Retention optimization, on the other hand, is usually a company-wide strategy that helps improve the product or service itself. Retention, after all, is driven by satisfaction, whereas acquisition is driven by curiosity. And when the user is loyal, they’re much more reliable in terms of revenue.
Loyal users also drive down the acquisition cost through virality, word of mouth, and glowing reviews. Focusing on an acquisition, again, has close to zero impact on retention.
The Problem with User Retention
So, if focusing on retention is better for the product and has the added benefit of helping acquisition in the process, why isn’t this the default strategy for improving the CLV / CAC ratio and ROI? Simply put, because it’s much harder. No actionable tools were available up until now to help solve the retention challenge. This is why, despite much better UA optimization methods, better audience and lookalike capabilities on FB and Google, top UA channels, and a growing ASO expertise, app retention is in an all-time low. AppsFlyer data is pretty clear about that:
To meaningfully improve user retention, companies need to truly understand what their users want and need.
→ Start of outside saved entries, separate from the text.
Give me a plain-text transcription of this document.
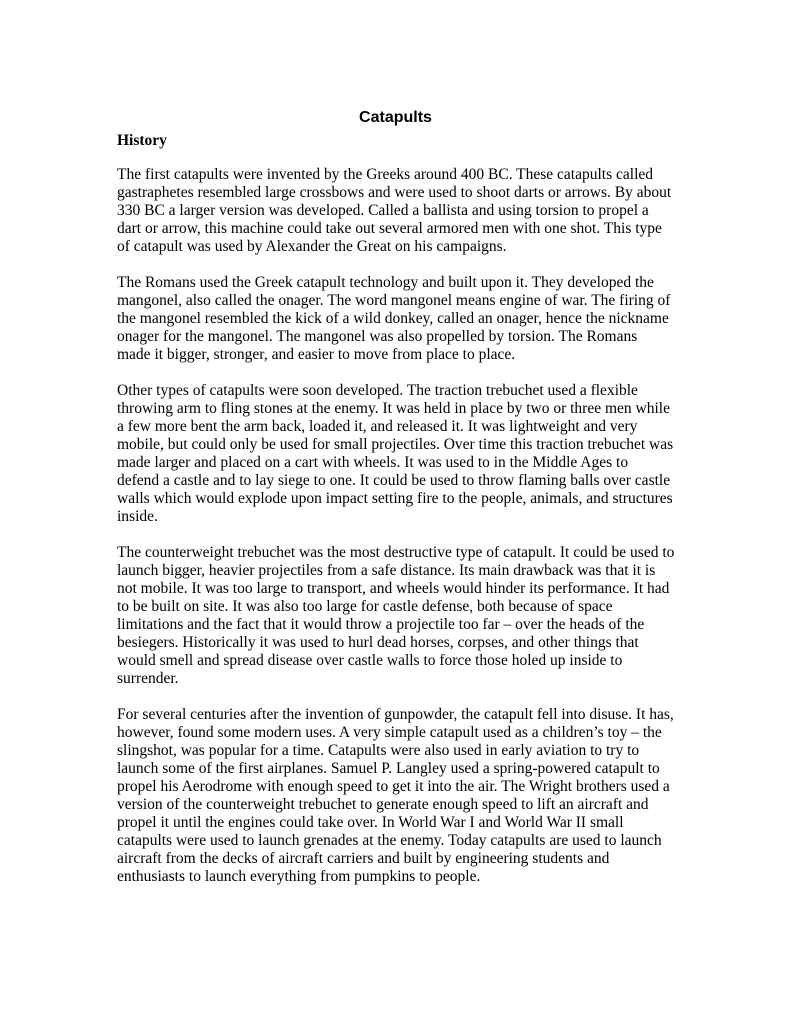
Catapults
History

The first catapults were invented by the Greeks around 400 BC. These catapults called
gastraphetes resembled large crossbows and were used to shoot darts or arrows. By about
330 BC a larger version was developed. Called a ballista and using torsion to propel a
dart or arrow, this machine could take out several armored men with one shot. This type
of catapult was used by Alexander the Great on his campaigns.

The Romans used the Greek catapult technology and built upon it. They developed the
mangonel, also called the onager. The word mangonel means engine of war. The firing of
the mangonel resembled the kick of a wild donkey, called an onager, hence the nickname
onager for the mangonel. The mangonel was also propelled by torsion. The Romans
made it bigger, stronger, and easier to move from place to place.

Other types of catapults were soon developed. The traction trebuchet used a flexible
throwing arm to fling stones at the enemy. It was held in place by two or three men while
a few more bent the arm back, loaded it, and released it. It was lightweight and very
mobile, but could only be used for small projectiles. Over time this traction trebuchet was
made larger and placed on a cart with wheels. It was used to in the Middle Ages to
defend a castle and to lay siege to one. It could be used to throw flaming balls over castle
walls which would explode upon impact setting fire to the people, animals, and structures
inside.

The counterweight trebuchet was the most destructive type of catapult. It could be used to
launch bigger, heavier projectiles from a safe distance. Its main drawback was that it is
not mobile. It was too large to transport, and wheels would hinder its performance. It had
to be built on site. It was also too large for castle defense, both because of space
limitations and the fact that it would throw a projectile too far – over the heads of the
besiegers. Historically it was used to hurl dead horses, corpses, and other things that
would smell and spread disease over castle walls to force those holed up inside to
surrender.

For several centuries after the invention of gunpowder, the catapult fell into disuse. It has,
however, found some modern uses. A very simple catapult used as a children’s toy – the
slingshot, was popular for a time. Catapults were also used in early aviation to try to
launch some of the first airplanes. Samuel P. Langley used a spring-powered catapult to
propel his Aerodrome with enough speed to get it into the air. The Wright brothers used a
version of the counterweight trebuchet to generate enough speed to lift an aircraft and
propel it until the engines could take over. In World War I and World War II small
catapults were used to launch grenades at the enemy. Today catapults are used to launch
aircraft from the decks of aircraft carriers and built by engineering students and
enthusiasts to launch everything from pumpkins to people.
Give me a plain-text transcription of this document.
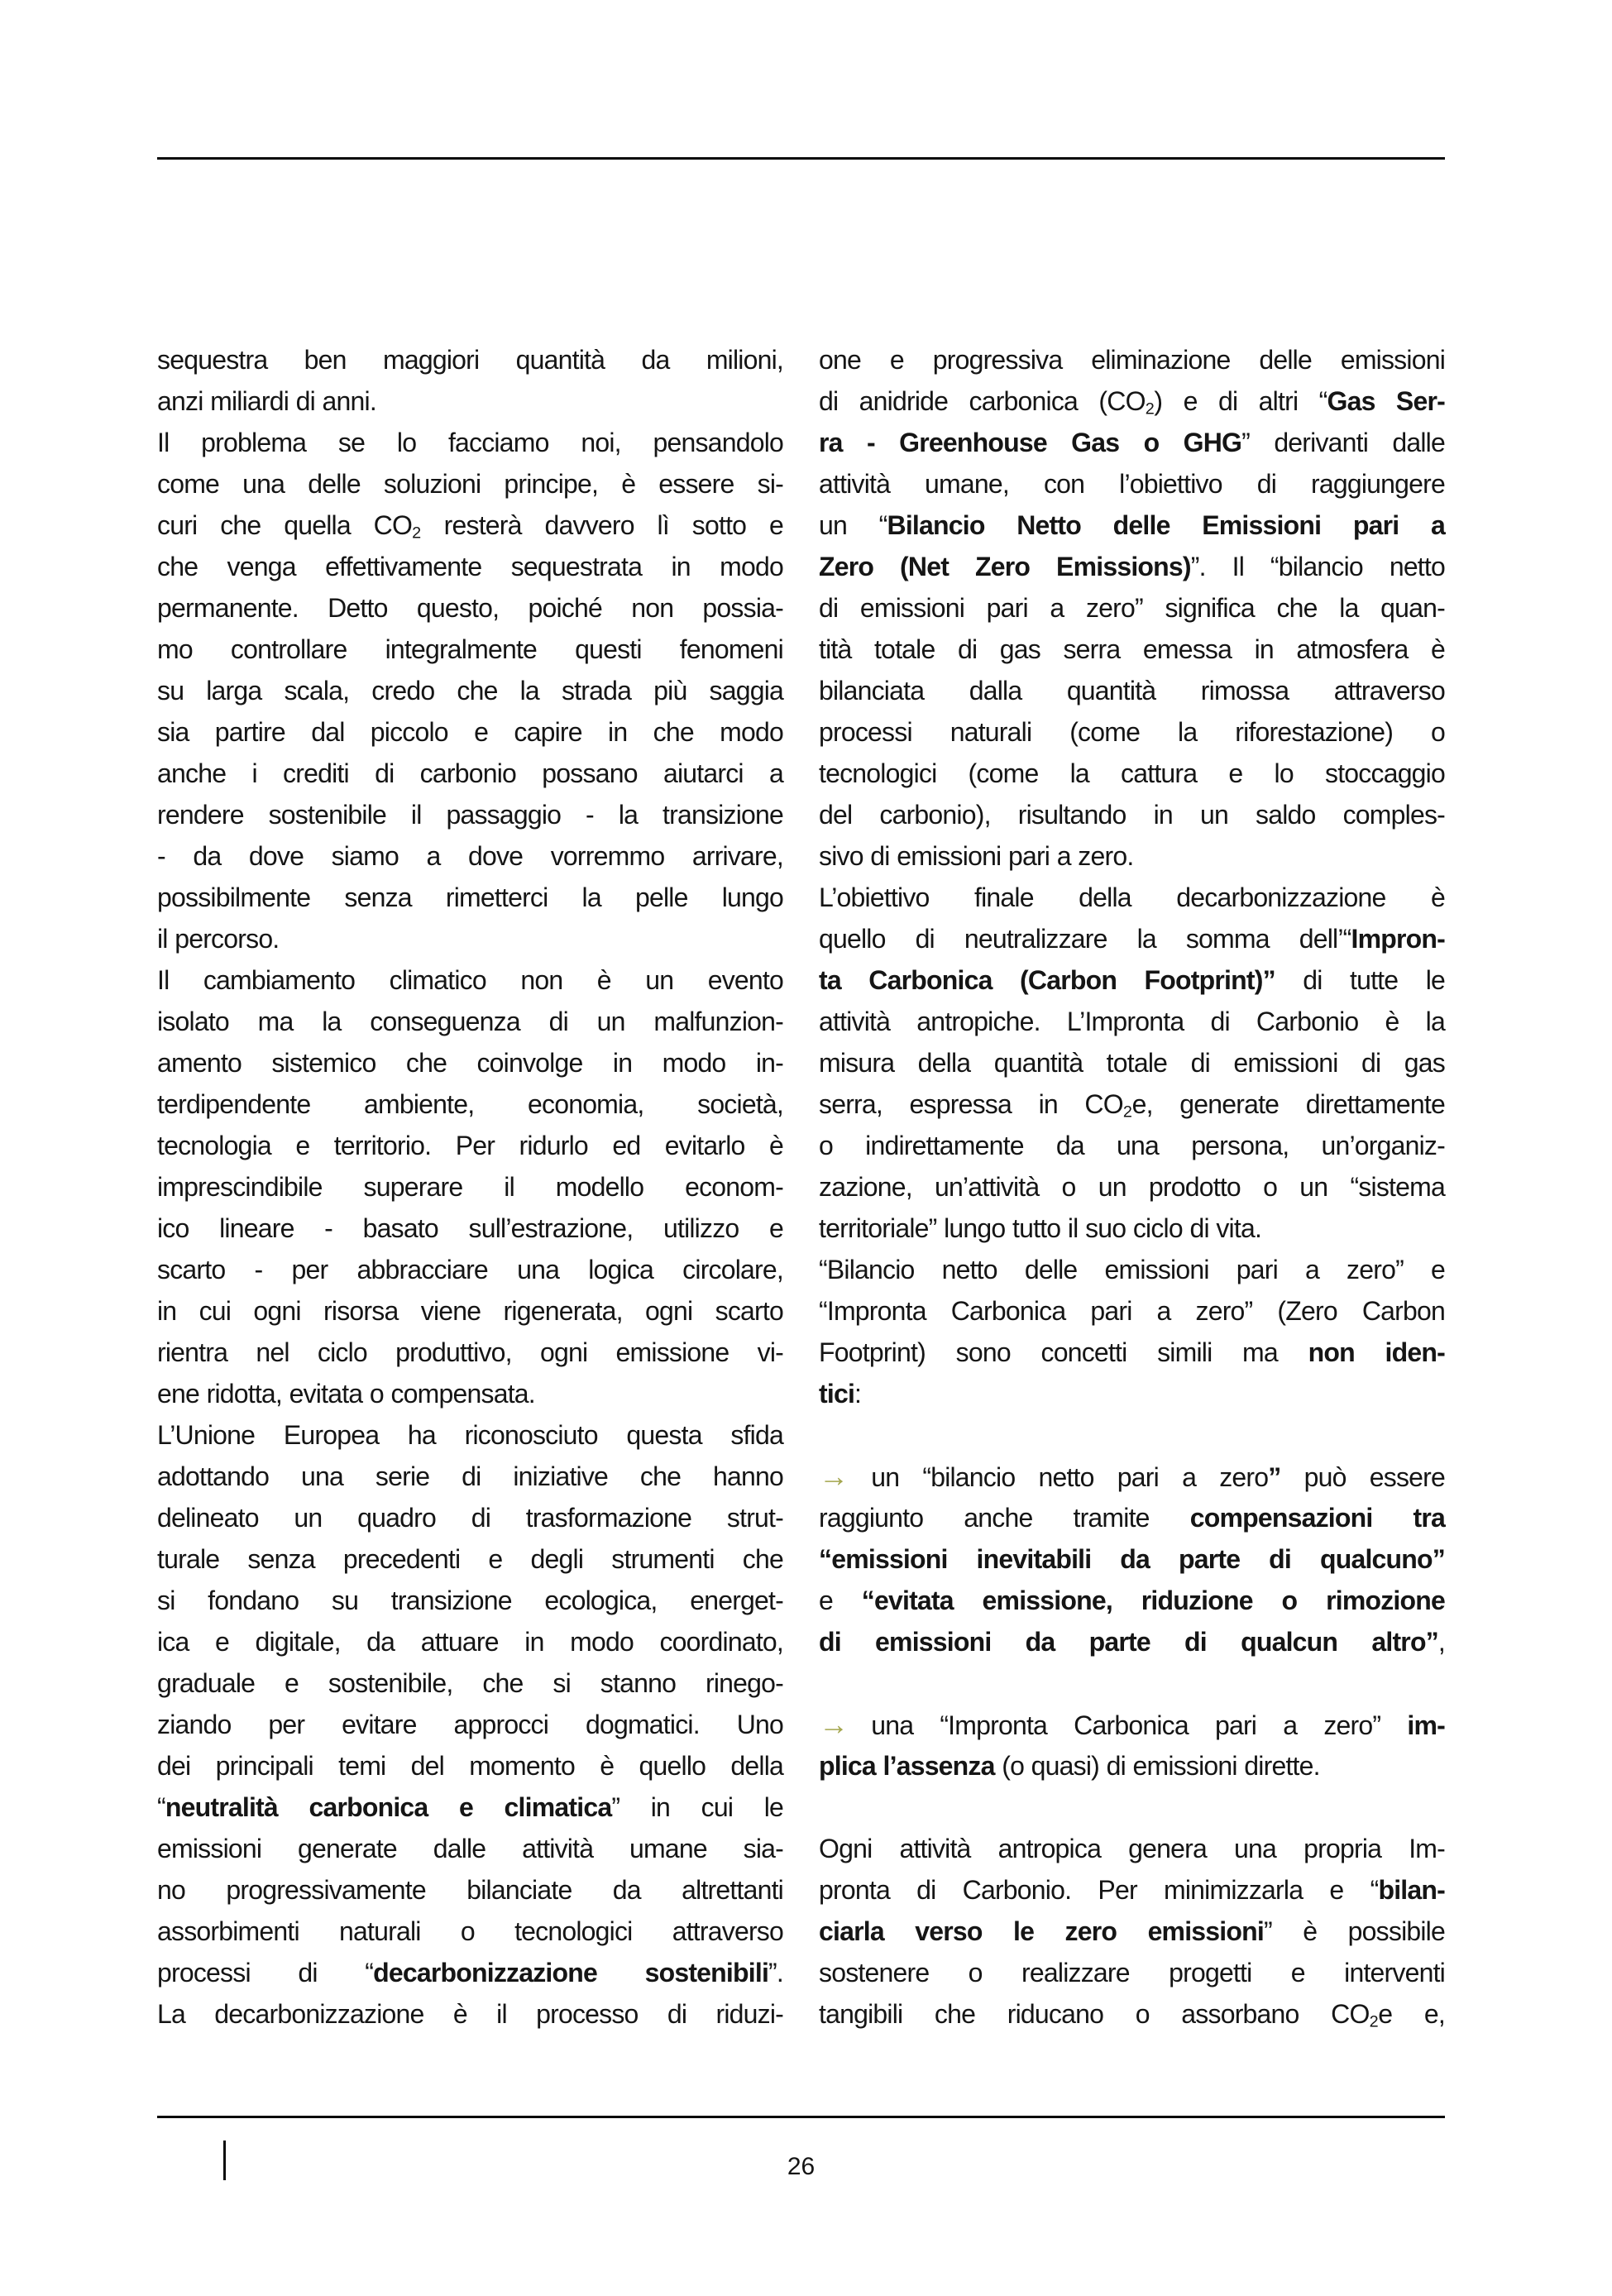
sequestra ben maggiori quantità da milioni,
anzi miliardi di anni.
Il problema se lo facciamo noi, pensandolo
come una delle soluzioni principe, è essere si-
curi che quella $CO_2$ resterà davvero lì sotto e
che venga effettivamente sequestrata in modo
permanente. Detto questo, poiché non possia-
mo controllare integralmente questi fenomeni
su larga scala, credo che la strada più saggia
sia partire dal piccolo e capire in che modo
anche i crediti di carbonio possano aiutarci a
rendere sostenibile il passaggio - la transizione
- da dove siamo a dove vorremmo arrivare,
possibilmente senza rimetterci la pelle lungo
il percorso.
Il cambiamento climatico non è un evento
isolato ma la conseguenza di un malfunzion-
amento sistemico che coinvolge in modo in-
terdipendente ambiente, economia, società,
tecnologia e territorio. Per ridurlo ed evitarlo è
imprescindibile superare il modello econom-
ico lineare - basato sull’estrazione, utilizzo e
scarto - per abbracciare una logica circolare,
in cui ogni risorsa viene rigenerata, ogni scarto
rientra nel ciclo produttivo, ogni emissione vi-
ene ridotta, evitata o compensata.
L’Unione Europea ha riconosciuto questa sfida
adottando una serie di iniziative che hanno
delineato un quadro di trasformazione strut-
turale senza precedenti e degli strumenti che
si fondano su transizione ecologica, energet-
ica e digitale, da attuare in modo coordinato,
graduale e sostenibile, che si stanno rinego-
ziando per evitare approcci dogmatici. Uno
dei principali temi del momento è quello della
“neutralità carbonica e climatica” in cui le
emissioni generate dalle attività umane sia-
no progressivamente bilanciate da altrettanti
assorbimenti naturali o tecnologici attraverso
processi di “decarbonizzazione sostenibili”.
La decarbonizzazione è il processo di riduzi-
one e progressiva eliminazione delle emissioni
di anidride carbonica $(CO_2)$ e di altri “Gas Ser-
ra - Greenhouse Gas o GHG” derivanti dalle
attività umane, con l’obiettivo di raggiungere
un “Bilancio Netto delle Emissioni pari a
Zero (Net Zero Emissions)”. Il “bilancio netto
di emissioni pari a zero” significa che la quan-
tità totale di gas serra emessa in atmosfera è
bilanciata dalla quantità rimossa attraverso
processi naturali (come la riforestazione) o
tecnologici (come la cattura e lo stoccaggio
del carbonio), risultando in un saldo comples-
sivo di emissioni pari a zero.
L’obiettivo finale della decarbonizzazione è
quello di neutralizzare la somma dell’“Impron-
ta Carbonica (Carbon Footprint)” di tutte le
attività antropiche. L’Impronta di Carbonio è la
misura della quantità totale di emissioni di gas
serra, espressa in $CO_2e$, generate direttamente
o indirettamente da una persona, un’organiz-
zazione, un’attività o un prodotto o un “sistema
territoriale” lungo tutto il suo ciclo di vita.
“Bilancio netto delle emissioni pari a zero” e
“Impronta Carbonica pari a zero” (Zero Carbon
Footprint) sono concetti simili ma non iden-
tici:
→ un “bilancio netto pari a zero” può essere
raggiunto anche tramite compensazioni tra
“emissioni inevitabili da parte di qualcuno”
e “evitata emissione, riduzione o rimozione
di emissioni da parte di qualcun altro”,
→ una “Impronta Carbonica pari a zero” im-
plica l’assenza (o quasi) di emissioni dirette.
Ogni attività antropica genera una propria Im-
pronta di Carbonio. Per minimizzarla e “bilan-
ciarla verso le zero emissioni” è possibile
sostenere o realizzare progetti e interventi
tangibili che riducano o assorbano $CO_2e$ e,
26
Gaining this knowledge is a herculean task and implementing it to improve the product is even harder. It’s why retention efforts often misfire – they’re based on assumptions and guesses, not knowledge. Even analytics suites are not always helpful, as copious amounts of data do not always lead to actionable insights.
From Knowledge to LTV
Lately, some important strides have been made on the way to making sense of usage data. The rise of AI technology and machine learning opened the door for personal behavioral analytics services – designed to provide businesses with the precise knowledge needed to improve and personalize products.
In the app industry, knowing your customer deeply and tending to their needs in their time seems to be most effective for maintaining long-term, quality relationships. This can be achieved by gaining real-world contextual user data – understanding who your users are and what they do in the real world, not their phones – and applying it to revolutionize engagement strategies.
A task of this magnitude requires a great deal of data science resources and time. Apps that do utilize this technology, usually with the help of a third party vendor such as Neura, save both money and resources by shifting focus from large scale UA to existing users’ interactions, thus optimizing user engagement and increasing customer satisfaction and LTV. With real-world context and truly personalized engagement, the UA / ASO vs. Retention equation has an entirely different outcome.